Today, according to my biodynamic app, is a good day for fruiting plants like beans, peas, squash and courgettes.
I’d been holding off sowing my bean collection for fear of young plants being hit by late frosts in May.
And I’m glad I did as the cold front has arrived with strong winds and plummeting temperatures; they halved in 24 hours.
By sowing in modules inside now, any seedlings won’t need to go outside until the beginning of June when the risk of frost is past.
I’ve sown borlottis (the climbers not the dwarf variety) that came from the annual Norwich Seed Swap in February.
They are eaten for the beans inside the pod which look like tiny pink and green marbled eggs when fresh.
They can also be dried – as can most beans – to store, rehydrate and eat through the winter.
I’ve also sown Peggy’s Sussex Runner Beans. They’re from seed grown and saved by my friend, Bee Springwood from her Mum’s, Peggy’s, stock.
I thought it was apt that my 83 year old mother, Jan, helped me.
She doesn’t often get involved in the veg side of things but today we spent a pleasant hour sowing them in a warm glasshouse out of the reach of the fierce and chilly north easterlies.
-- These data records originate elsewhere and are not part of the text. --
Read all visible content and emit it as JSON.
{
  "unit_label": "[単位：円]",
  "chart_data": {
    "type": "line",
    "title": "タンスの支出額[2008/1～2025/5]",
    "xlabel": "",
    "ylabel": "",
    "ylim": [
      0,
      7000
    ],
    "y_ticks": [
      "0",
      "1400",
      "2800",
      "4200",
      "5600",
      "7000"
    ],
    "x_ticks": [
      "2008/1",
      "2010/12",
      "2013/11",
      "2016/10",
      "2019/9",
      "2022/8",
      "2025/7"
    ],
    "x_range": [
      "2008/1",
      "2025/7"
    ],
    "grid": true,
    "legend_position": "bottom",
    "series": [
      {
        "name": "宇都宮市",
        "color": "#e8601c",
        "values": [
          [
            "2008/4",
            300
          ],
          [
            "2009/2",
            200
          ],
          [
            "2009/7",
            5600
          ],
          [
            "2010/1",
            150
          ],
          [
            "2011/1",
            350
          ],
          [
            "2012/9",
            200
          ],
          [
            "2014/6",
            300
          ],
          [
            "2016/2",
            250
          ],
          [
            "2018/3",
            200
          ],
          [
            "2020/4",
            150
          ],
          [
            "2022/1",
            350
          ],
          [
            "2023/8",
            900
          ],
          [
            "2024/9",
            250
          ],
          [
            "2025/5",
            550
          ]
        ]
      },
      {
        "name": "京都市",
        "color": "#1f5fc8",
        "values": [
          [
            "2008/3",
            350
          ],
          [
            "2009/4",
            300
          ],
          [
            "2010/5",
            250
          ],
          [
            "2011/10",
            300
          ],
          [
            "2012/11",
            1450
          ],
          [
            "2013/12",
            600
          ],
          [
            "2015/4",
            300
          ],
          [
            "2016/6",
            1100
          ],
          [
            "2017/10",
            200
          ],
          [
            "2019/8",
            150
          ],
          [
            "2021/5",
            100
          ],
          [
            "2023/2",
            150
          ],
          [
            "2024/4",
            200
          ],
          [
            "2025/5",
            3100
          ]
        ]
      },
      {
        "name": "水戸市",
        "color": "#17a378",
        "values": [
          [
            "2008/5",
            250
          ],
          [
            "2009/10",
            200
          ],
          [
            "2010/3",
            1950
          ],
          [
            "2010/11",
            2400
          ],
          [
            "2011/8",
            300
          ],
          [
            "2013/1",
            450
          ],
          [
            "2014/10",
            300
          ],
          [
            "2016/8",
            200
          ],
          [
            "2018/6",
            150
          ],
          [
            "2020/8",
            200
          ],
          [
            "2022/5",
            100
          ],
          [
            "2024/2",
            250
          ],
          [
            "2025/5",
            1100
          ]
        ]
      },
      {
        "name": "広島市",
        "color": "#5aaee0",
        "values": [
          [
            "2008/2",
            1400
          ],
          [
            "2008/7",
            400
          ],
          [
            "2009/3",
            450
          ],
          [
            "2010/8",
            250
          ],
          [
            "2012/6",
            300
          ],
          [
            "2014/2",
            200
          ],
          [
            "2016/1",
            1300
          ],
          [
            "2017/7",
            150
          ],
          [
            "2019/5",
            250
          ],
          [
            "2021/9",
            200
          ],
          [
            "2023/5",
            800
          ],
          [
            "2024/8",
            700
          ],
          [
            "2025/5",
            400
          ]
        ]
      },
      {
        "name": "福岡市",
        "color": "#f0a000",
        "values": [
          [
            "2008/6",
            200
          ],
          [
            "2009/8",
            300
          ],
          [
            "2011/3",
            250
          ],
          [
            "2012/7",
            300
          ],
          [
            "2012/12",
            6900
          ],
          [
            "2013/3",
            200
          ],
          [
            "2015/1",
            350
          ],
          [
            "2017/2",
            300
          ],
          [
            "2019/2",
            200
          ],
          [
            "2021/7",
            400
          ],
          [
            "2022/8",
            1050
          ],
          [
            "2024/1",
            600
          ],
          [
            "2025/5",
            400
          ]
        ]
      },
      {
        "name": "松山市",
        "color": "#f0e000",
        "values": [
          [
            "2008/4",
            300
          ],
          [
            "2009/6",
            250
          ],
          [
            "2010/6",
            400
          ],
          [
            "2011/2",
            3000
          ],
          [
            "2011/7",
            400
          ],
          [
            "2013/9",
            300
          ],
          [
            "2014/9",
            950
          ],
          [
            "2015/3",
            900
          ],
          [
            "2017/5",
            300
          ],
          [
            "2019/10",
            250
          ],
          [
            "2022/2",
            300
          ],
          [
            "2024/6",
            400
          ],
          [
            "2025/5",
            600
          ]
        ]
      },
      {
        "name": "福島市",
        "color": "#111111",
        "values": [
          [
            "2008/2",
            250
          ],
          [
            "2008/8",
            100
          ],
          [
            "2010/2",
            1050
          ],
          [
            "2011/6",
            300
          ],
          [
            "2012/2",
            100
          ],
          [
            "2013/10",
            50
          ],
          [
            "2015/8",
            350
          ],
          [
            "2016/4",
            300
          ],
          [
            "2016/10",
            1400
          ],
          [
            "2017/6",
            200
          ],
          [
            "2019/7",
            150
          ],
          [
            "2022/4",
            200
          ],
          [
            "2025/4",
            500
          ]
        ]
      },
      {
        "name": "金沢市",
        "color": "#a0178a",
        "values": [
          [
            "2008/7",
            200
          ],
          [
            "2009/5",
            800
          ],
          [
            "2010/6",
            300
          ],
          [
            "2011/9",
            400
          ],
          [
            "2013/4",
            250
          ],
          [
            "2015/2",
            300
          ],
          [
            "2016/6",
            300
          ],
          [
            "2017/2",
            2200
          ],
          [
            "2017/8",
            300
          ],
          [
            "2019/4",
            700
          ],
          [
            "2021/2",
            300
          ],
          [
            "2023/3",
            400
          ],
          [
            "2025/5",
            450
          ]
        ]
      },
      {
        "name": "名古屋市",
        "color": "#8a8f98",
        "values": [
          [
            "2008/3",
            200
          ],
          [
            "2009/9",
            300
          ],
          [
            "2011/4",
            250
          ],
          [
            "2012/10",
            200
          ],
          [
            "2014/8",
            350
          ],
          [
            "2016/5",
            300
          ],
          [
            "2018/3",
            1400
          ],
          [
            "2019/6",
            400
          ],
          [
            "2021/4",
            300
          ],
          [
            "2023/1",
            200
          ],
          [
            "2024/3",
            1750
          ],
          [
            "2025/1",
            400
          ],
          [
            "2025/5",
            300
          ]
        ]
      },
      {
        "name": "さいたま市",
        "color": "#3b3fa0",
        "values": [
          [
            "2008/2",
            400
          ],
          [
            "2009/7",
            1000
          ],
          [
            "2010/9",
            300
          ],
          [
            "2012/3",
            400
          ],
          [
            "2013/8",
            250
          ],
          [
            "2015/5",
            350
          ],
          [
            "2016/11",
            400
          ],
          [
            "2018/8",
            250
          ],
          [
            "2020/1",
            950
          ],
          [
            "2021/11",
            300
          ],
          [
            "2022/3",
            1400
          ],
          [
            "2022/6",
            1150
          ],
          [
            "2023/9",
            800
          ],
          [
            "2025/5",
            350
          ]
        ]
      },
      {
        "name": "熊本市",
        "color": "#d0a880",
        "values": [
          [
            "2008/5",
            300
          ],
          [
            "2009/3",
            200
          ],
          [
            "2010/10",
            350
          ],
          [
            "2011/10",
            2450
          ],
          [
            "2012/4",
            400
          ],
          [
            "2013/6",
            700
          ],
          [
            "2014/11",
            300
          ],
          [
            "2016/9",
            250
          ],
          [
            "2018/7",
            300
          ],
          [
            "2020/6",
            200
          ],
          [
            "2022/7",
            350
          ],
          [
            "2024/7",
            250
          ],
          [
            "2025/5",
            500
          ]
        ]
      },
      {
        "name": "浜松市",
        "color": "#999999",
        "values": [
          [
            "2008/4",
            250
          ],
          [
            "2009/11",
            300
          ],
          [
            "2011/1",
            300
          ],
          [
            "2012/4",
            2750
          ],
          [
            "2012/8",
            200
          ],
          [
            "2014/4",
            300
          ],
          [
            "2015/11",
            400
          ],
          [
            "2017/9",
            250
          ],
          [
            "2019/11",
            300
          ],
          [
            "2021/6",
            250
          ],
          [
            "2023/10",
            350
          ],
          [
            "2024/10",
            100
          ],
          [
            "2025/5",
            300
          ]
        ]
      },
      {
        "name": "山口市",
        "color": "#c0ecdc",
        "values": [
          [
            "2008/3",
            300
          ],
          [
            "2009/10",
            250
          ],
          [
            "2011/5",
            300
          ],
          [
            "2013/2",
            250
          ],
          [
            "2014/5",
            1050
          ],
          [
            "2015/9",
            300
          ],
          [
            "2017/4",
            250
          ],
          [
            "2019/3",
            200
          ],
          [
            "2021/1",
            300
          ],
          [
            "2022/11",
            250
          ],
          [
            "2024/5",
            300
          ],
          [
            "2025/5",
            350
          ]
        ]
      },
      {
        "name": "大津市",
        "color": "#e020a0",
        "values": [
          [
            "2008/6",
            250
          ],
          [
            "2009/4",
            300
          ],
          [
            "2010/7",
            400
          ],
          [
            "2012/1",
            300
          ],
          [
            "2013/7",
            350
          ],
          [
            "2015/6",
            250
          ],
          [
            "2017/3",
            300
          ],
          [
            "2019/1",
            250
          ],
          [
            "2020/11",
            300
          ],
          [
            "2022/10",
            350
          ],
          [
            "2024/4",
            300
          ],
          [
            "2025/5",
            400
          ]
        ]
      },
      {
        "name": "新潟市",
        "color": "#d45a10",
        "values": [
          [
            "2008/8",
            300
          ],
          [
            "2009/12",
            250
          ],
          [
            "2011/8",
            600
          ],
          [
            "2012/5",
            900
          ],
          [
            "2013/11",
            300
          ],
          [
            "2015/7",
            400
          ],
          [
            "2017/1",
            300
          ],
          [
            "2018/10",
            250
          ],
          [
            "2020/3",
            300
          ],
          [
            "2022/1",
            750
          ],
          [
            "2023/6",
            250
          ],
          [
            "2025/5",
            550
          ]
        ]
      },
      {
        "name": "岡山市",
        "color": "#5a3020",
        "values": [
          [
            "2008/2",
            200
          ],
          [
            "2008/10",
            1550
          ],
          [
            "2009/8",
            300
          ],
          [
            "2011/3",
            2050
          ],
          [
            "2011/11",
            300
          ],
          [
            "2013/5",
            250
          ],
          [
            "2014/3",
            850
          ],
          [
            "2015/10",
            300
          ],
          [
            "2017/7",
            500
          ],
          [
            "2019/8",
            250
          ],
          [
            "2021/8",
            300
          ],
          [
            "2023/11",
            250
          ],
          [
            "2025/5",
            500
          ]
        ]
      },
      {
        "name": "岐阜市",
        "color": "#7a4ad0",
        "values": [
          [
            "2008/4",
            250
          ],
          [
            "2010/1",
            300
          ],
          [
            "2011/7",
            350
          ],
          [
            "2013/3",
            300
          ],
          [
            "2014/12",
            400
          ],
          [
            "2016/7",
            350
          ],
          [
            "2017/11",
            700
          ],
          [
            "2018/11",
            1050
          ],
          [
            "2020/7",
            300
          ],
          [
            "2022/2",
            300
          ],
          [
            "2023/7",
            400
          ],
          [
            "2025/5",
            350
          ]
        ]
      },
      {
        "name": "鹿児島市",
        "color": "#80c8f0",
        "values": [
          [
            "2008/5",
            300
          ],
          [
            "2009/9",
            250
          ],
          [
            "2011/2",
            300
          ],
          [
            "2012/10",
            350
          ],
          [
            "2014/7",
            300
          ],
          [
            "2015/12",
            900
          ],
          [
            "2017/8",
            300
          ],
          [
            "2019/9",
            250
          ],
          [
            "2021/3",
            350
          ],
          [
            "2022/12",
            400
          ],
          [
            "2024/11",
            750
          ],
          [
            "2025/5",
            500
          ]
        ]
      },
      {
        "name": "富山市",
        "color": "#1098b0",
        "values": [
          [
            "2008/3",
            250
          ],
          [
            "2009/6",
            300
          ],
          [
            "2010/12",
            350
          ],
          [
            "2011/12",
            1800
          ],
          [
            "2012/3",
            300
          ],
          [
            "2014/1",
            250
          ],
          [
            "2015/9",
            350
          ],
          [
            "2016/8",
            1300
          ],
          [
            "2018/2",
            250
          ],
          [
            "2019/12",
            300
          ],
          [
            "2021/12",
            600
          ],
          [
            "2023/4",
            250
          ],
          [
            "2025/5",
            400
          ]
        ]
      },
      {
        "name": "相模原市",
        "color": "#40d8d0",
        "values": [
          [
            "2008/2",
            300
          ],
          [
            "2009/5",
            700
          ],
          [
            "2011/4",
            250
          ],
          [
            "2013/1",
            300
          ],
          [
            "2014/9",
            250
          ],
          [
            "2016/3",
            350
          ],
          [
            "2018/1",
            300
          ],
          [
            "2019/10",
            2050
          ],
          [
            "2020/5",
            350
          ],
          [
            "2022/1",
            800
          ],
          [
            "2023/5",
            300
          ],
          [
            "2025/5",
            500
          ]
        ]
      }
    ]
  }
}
We also sowed my own saved Czar Runner seed, some Violette de Cosse purple french climbing beans from my friends Cilla and Julie, and an unknown green bean that I really haven’t a clue about!
Still to go into the modules filled with homemade compost are a dozen or so black beans from the Elliott’s smallholding in the Waveney valley that I visited with Norfolk Organic Group (NOG) last year – or was it two years ago!?
And last but not least some climbing beans called Jack Edwards that came from Garden Organics Heritage Seed Library via NOG still have to be sown.
They are also known as Yin and Yang beans for obvious reasons. Now I just have to build the wigwams and structures for them to grow up!